As for "the Sharon scenario," as Jerusalem Post military correspondent Hirsh Goodman calls it, anyone (in Mr. Goodman's words) "who deluded himself that Sharon the maximalist had changed his spots can rest assured that this is not the case. The retention of the Golan Heights and the West Bank and Gaza are all integral to his security concept, as is continued Israeli settlement in these regions. . . .
"In fact, on reflection, his desire to make life more tolerable for the inhabitants of the territories could be seen more as a means of perpetuating Israeli rule over these people than as a means of working toward a political solution granting [Palestinian] independence. . . . Peace, or other nonbelligerency in the region will depend on the other side perpetuating the current status quo."

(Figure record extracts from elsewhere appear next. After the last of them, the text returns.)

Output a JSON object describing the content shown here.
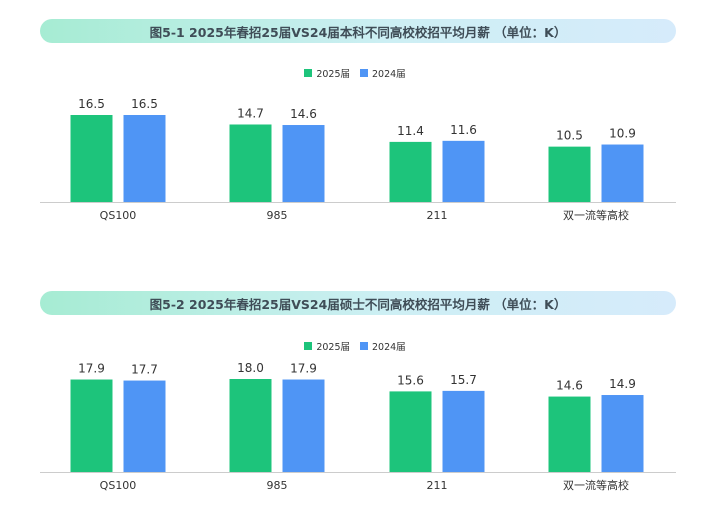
{
  "colors": {
    "series_2025": "#1dc47b",
    "series_2024": "#4f95f5",
    "axis": "#cccccc"
  },
  "chart_data": [
    {
      "type": "bar",
      "title": "图5-1 2025年春招25届VS24届本科不同高校校招平均月薪 （单位：K）",
      "categories": [
        "QS100",
        "985",
        "211",
        "双一流等高校"
      ],
      "series": [
        {
          "name": "2025届",
          "values": [
            16.5,
            14.7,
            11.4,
            10.5
          ]
        },
        {
          "name": "2024届",
          "values": [
            16.5,
            14.6,
            11.6,
            10.9
          ]
        }
      ],
      "ylim": [
        0,
        16.5
      ],
      "legend_position": "top-center",
      "grid": false
    },
    {
      "type": "bar",
      "title": "图5-2 2025年春招25届VS24届硕士不同高校校招平均月薪 （单位：K）",
      "categories": [
        "QS100",
        "985",
        "211",
        "双一流等高校"
      ],
      "series": [
        {
          "name": "2025届",
          "values": [
            17.9,
            18.0,
            15.6,
            14.6
          ]
        },
        {
          "name": "2024届",
          "values": [
            17.7,
            17.9,
            15.7,
            14.9
          ]
        }
      ],
      "ylim": [
        0,
        18.0
      ],
      "legend_position": "top-center",
      "grid": false
    }
  ]
}
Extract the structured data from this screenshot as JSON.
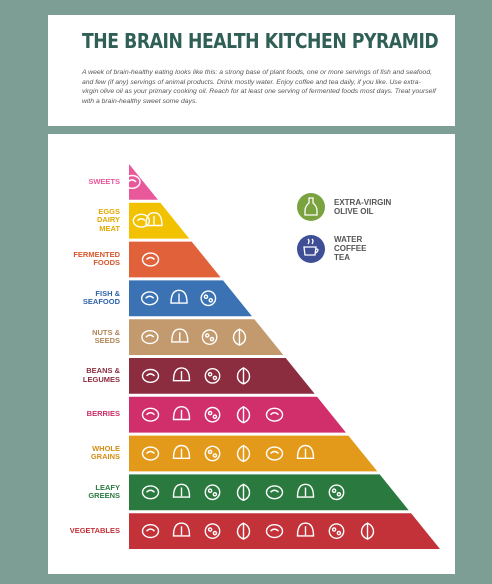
{
  "header": {
    "title": "THE BRAIN HEALTH KITCHEN PYRAMID",
    "intro": "A week of brain-healthy eating looks like this: a strong base of plant foods, one or more servings of fish and seafood, and few (if any) servings of animal products. Drink mostly water. Enjoy coffee and tea daily, if you like. Use extra-virgin olive oil as your primary cooking oil. Reach for at least one serving of fermented foods most days. Treat yourself with a brain-healthy sweet some days."
  },
  "tiers": [
    {
      "label": "SWEETS",
      "color": "#e8589a",
      "text_color": "#e8589a",
      "icons": [
        "candy-icon"
      ]
    },
    {
      "label": "EGGS\nDAIRY\nMEAT",
      "color": "#f2c200",
      "text_color": "#e1a800",
      "icons": [
        "chicken-leg-icon",
        "cheese-icon"
      ]
    },
    {
      "label": "FERMENTED\nFOODS",
      "color": "#e0613a",
      "text_color": "#d9572e",
      "icons": [
        "jar-icon"
      ]
    },
    {
      "label": "FISH &\nSEAFOOD",
      "color": "#3a72b4",
      "text_color": "#2f65a8",
      "icons": [
        "fish-icon",
        "shrimp-icon",
        "clam-icon"
      ]
    },
    {
      "label": "NUTS &\nSEEDS",
      "color": "#c29a6e",
      "text_color": "#b08658",
      "icons": [
        "almond-icon",
        "walnut-icon",
        "cashew-icon",
        "hazelnut-icon"
      ]
    },
    {
      "label": "BEANS &\nLEGUMES",
      "color": "#8b2c3f",
      "text_color": "#8b2c3f",
      "icons": [
        "bean-icon",
        "peapod-icon",
        "lentil-icon",
        "beans-icon"
      ]
    },
    {
      "label": "BERRIES",
      "color": "#d02f6c",
      "text_color": "#cc2b66",
      "icons": [
        "strawberry-icon",
        "blackberry-icon",
        "cherry-icon",
        "blueberry-icon",
        "raspberry-icon"
      ]
    },
    {
      "label": "WHOLE\nGRAINS",
      "color": "#e39a1b",
      "text_color": "#d48e12",
      "icons": [
        "pasta-icon",
        "wheat-icon",
        "oats-icon",
        "rice-icon",
        "grain-icon",
        "barley-icon"
      ]
    },
    {
      "label": "LEAFY\nGREENS",
      "color": "#2a7a3f",
      "text_color": "#2a7a3f",
      "icons": [
        "leaf-icon",
        "cabbage-icon",
        "kale-icon",
        "spinach-icon",
        "lettuce-icon",
        "chard-icon",
        "collard-icon"
      ]
    },
    {
      "label": "VEGETABLES",
      "color": "#c33239",
      "text_color": "#c33239",
      "icons": [
        "beet-icon",
        "carrot-icon",
        "mushroom-icon",
        "radish-icon",
        "broccoli-icon",
        "onion-icon",
        "squash-icon",
        "artichoke-icon"
      ]
    }
  ],
  "legend": [
    {
      "label": "EXTRA-VIRGIN\nOLIVE OIL",
      "color": "#7aa33f",
      "icon": "olive-oil-bottle-icon"
    },
    {
      "label": "WATER\nCOFFEE\nTEA",
      "color": "#3f4f96",
      "icon": "coffee-cup-icon"
    }
  ]
}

Short-term, then, it can be argued that Mr. Begin's first encounter with President Reagan was for him a tour de forcem -- all the more so, since many observers had originally seen him coming to Washington this time in a position of weakness, relative to his earlier visits to the US since becoming prime minister.
Whether the long-term verdict will be different remains to be seen.